After nine months of reflection by its departmental and regional councils, the Order of Physicians speaks out as the citizens’ convention on the end of life completes its work. She will probably recommend on Sunday the legalization of “active assistance in dying”, without it being known yet what the intentions of the President of the Republic are on the question.

The Order of Physicians says in the preamble “unfavorable to any possibility of setting up an active assisted death procedure for minors and people unable to express their will”.

In the event of legislative change towards the legalization of active assistance in dying (euthanasia and/or assisted suicide), it “will be unfavorable to the participation of a doctor in a process which would lead to euthanasia, the doctor cannot deliberately provoke death by the administration of a lethal product”.

In the event of legalization of assisted suicide, the Order requests a specific conscience clause “which might be highlighted at any time during the procedure”, without however preventing the doctor claiming this clause from continuing to follow his patient.

For the Order, “the assessment, the decision of eligibility for active assistance in dying and the responsibility should be collegial” and the treating or referring doctor “should systematically be a member” of this college if he has not invokes his conscience clause.
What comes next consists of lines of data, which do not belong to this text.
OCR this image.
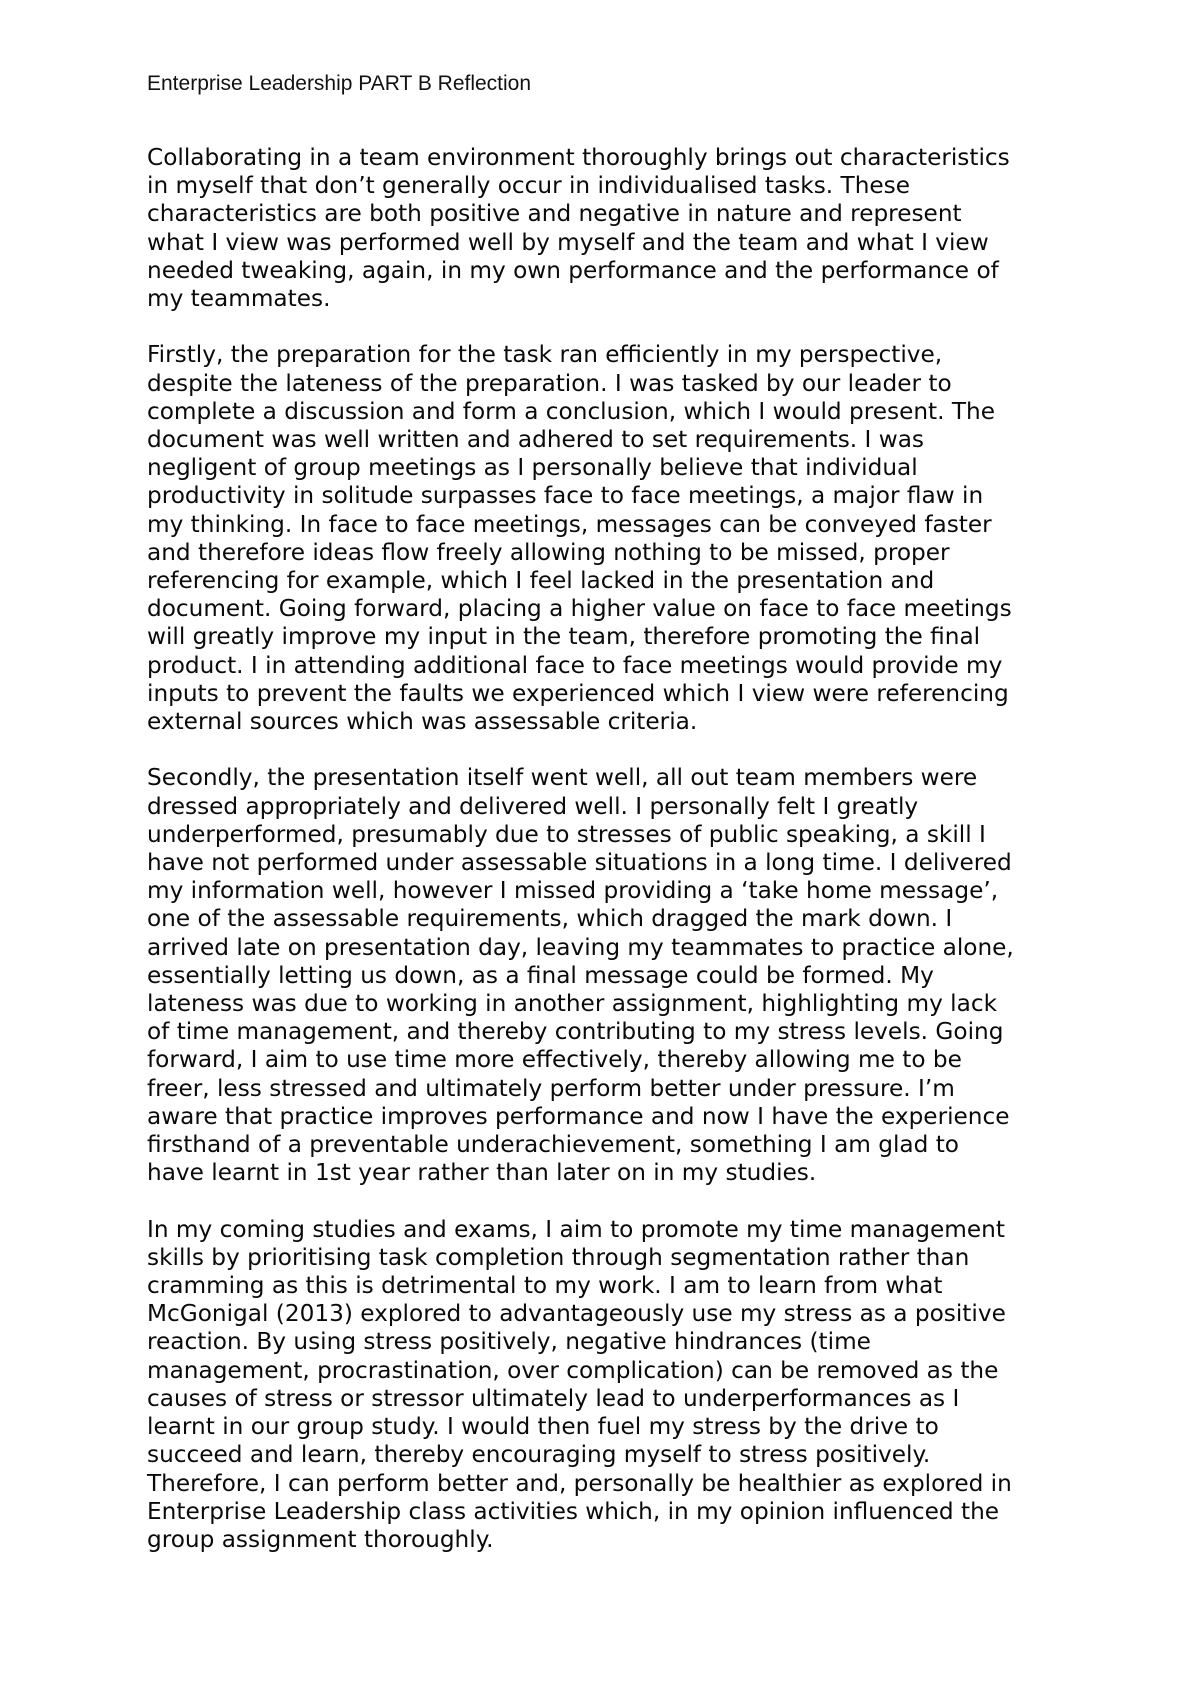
Enterprise Leadership PART B Reflection
Collaborating in a team environment thoroughly brings out characteristics
in myself that don’t generally occur in individualised tasks. These
characteristics are both positive and negative in nature and represent
what I view was performed well by myself and the team and what I view
needed tweaking, again, in my own performance and the performance of
my teammates.
Firstly, the preparation for the task ran efficiently in my perspective,
despite the lateness of the preparation. I was tasked by our leader to
complete a discussion and form a conclusion, which I would present. The
document was well written and adhered to set requirements. I was
negligent of group meetings as I personally believe that individual
productivity in solitude surpasses face to face meetings, a major flaw in
my thinking. In face to face meetings, messages can be conveyed faster
and therefore ideas flow freely allowing nothing to be missed, proper
referencing for example, which I feel lacked in the presentation and
document. Going forward, placing a higher value on face to face meetings
will greatly improve my input in the team, therefore promoting the final
product. I in attending additional face to face meetings would provide my
inputs to prevent the faults we experienced which I view were referencing
external sources which was assessable criteria.
Secondly, the presentation itself went well, all out team members were
dressed appropriately and delivered well. I personally felt I greatly
underperformed, presumably due to stresses of public speaking, a skill I
have not performed under assessable situations in a long time. I delivered
my information well, however I missed providing a ‘take home message’,
one of the assessable requirements, which dragged the mark down. I
arrived late on presentation day, leaving my teammates to practice alone,
essentially letting us down, as a final message could be formed. My
lateness was due to working in another assignment, highlighting my lack
of time management, and thereby contributing to my stress levels. Going
forward, I aim to use time more effectively, thereby allowing me to be
freer, less stressed and ultimately perform better under pressure. I’m
aware that practice improves performance and now I have the experience
firsthand of a preventable underachievement, something I am glad to
have learnt in 1st year rather than later on in my studies.
In my coming studies and exams, I aim to promote my time management
skills by prioritising task completion through segmentation rather than
cramming as this is detrimental to my work. I am to learn from what
McGonigal (2013) explored to advantageously use my stress as a positive
reaction. By using stress positively, negative hindrances (time
management, procrastination, over complication) can be removed as the
causes of stress or stressor ultimately lead to underperformances as I
learnt in our group study. I would then fuel my stress by the drive to
succeed and learn, thereby encouraging myself to stress positively.
Therefore, I can perform better and, personally be healthier as explored in
Enterprise Leadership class activities which, in my opinion influenced the
group assignment thoroughly.
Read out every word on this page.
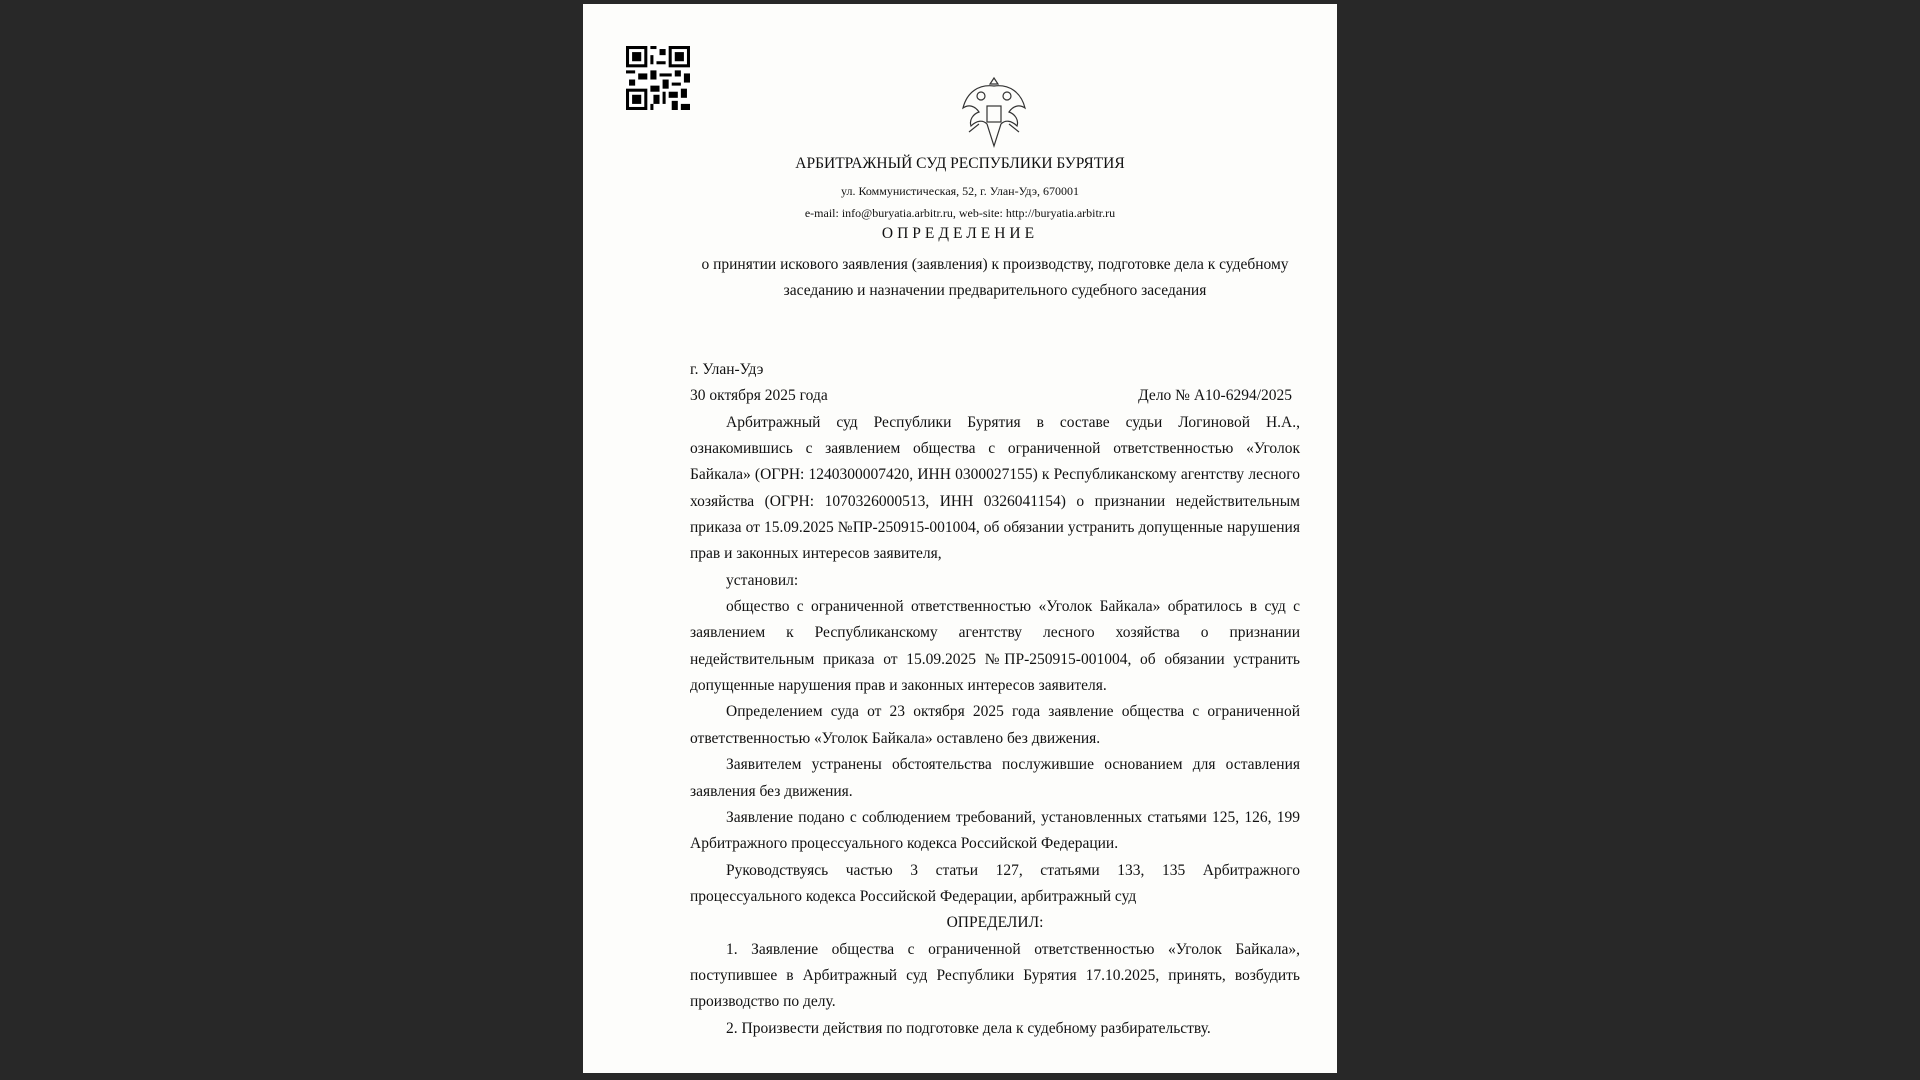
АРБИТРАЖНЫЙ СУД РЕСПУБЛИКИ БУРЯТИЯ
ул. Коммунистическая, 52, г. Улан-Удэ, 670001
e-mail: info@buryatia.arbitr.ru, web-site: http://buryatia.arbitr.ru
ОПРЕДЕЛЕНИЕ
о принятии искового заявления (заявления) к производству, подготовке дела к судебному заседанию и назначении предварительного судебного заседания

г. Улан-Удэ

30 октября 2025 года	Дело № А10-6294/2025

Арбитражный суд Республики Бурятия в составе судьи Логиновой Н.А., ознакомившись с заявлением общества с ограниченной ответственностью «Уголок Байкала» (ОГРН: 1240300007420, ИНН 0300027155) к Республиканскому агентству лесного хозяйства (ОГРН: 1070326000513, ИНН 0326041154) о признании недействительным приказа от 15.09.2025 №ПР-250915-001004, об обязании устранить допущенные нарушения прав и законных интересов заявителя,

установил:

общество с ограниченной ответственностью «Уголок Байкала» обратилось в суд с заявлением к Республиканскому агентству лесного хозяйства о признании недействительным приказа от 15.09.2025 №ПР-250915-001004, об обязании устранить допущенные нарушения прав и законных интересов заявителя.

Определением суда от 23 октября 2025 года заявление общества с ограниченной ответственностью «Уголок Байкала» оставлено без движения.

Заявителем устранены обстоятельства послужившие основанием для оставления заявления без движения.

Заявление подано с соблюдением требований, установленных статьями 125, 126, 199 Арбитражного процессуального кодекса Российской Федерации.

Руководствуясь частью 3 статьи 127, статьями 133, 135 Арбитражного процессуального кодекса Российской Федерации, арбитражный суд

ОПРЕДЕЛИЛ:

1. Заявление общества с ограниченной ответственностью «Уголок Байкала», поступившее в Арбитражный суд Республики Бурятия 17.10.2025, принять, возбудить производство по делу.

2. Произвести действия по подготовке дела к судебному разбирательству.
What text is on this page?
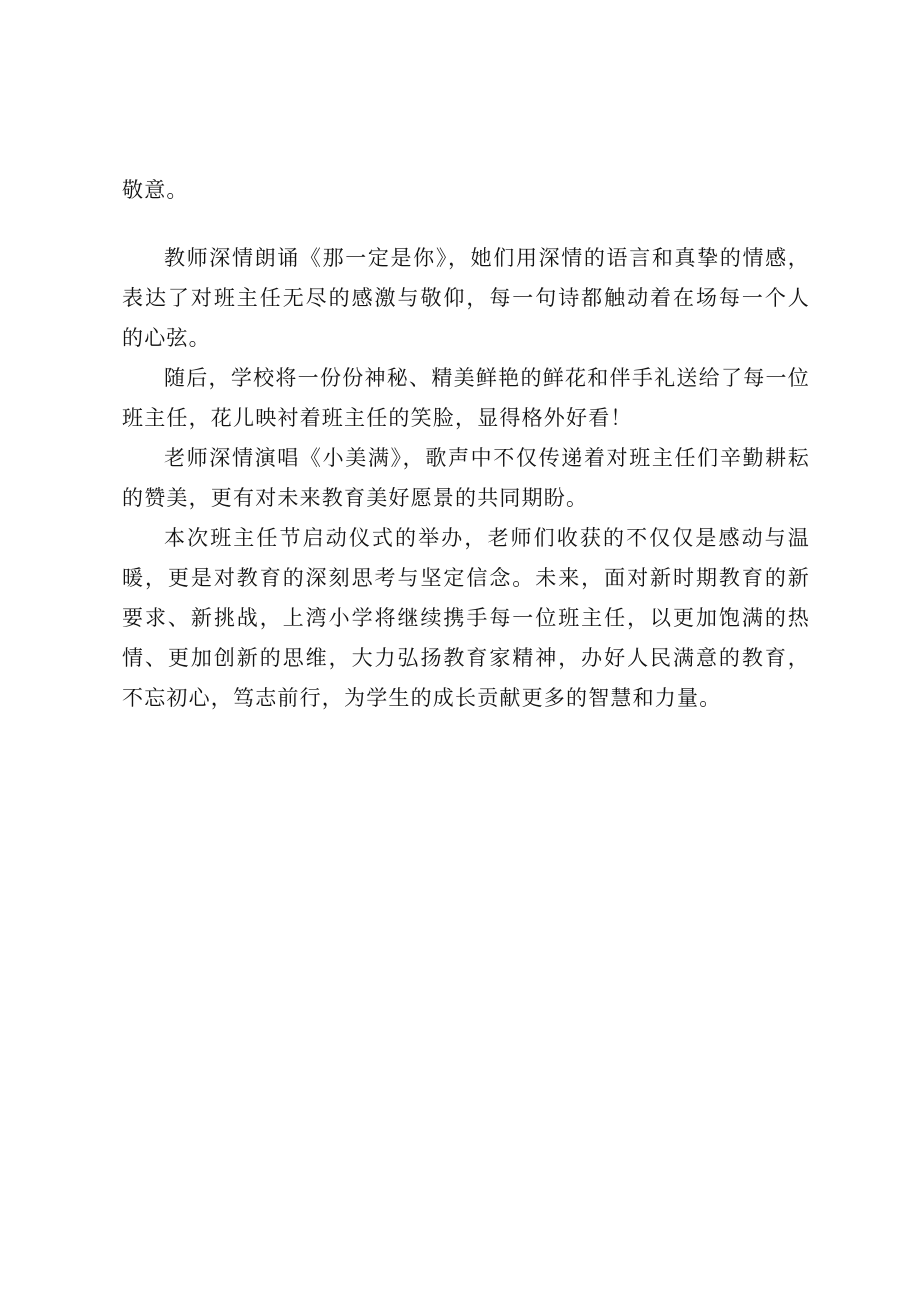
敬意。

教师深情朗诵《那一定是你》，她们用深情的语言和真挚的情感，表达了对班主任无尽的感激与敬仰，每一句诗都触动着在场每一个人的心弦。

随后，学校将一份份神秘、精美鲜艳的鲜花和伴手礼送给了每一位班主任，花儿映衬着班主任的笑脸，显得格外好看！

老师深情演唱《小美满》，歌声中不仅传递着对班主任们辛勤耕耘的赞美，更有对未来教育美好愿景的共同期盼。

本次班主任节启动仪式的举办，老师们收获的不仅仅是感动与温暖，更是对教育的深刻思考与坚定信念。未来，面对新时期教育的新要求、新挑战，上湾小学将继续携手每一位班主任，以更加饱满的热情、更加创新的思维，大力弘扬教育家精神，办好人民满意的教育，不忘初心，笃志前行，为学生的成长贡献更多的智慧和力量。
If he is “unfavorable to the active participation of the doctor during the taking of the lethal product by the patient”, he believes that he should be able to follow it until his last moments if he has not asserted his clause of consciousness.

Finally, the Order considers that “the law must protect the doctor who participates in the procedure of active assistance in dying”.

In the current state of the legislation, the Order “considers it imperative to allow better application of the Claeys-Leonetti law”, which prohibits euthanasia and assisted suicide, but allows “deep and continuous sedation until death ” in specific cases, and says he is particularly ready to contribute ” to the development of palliative and support care “.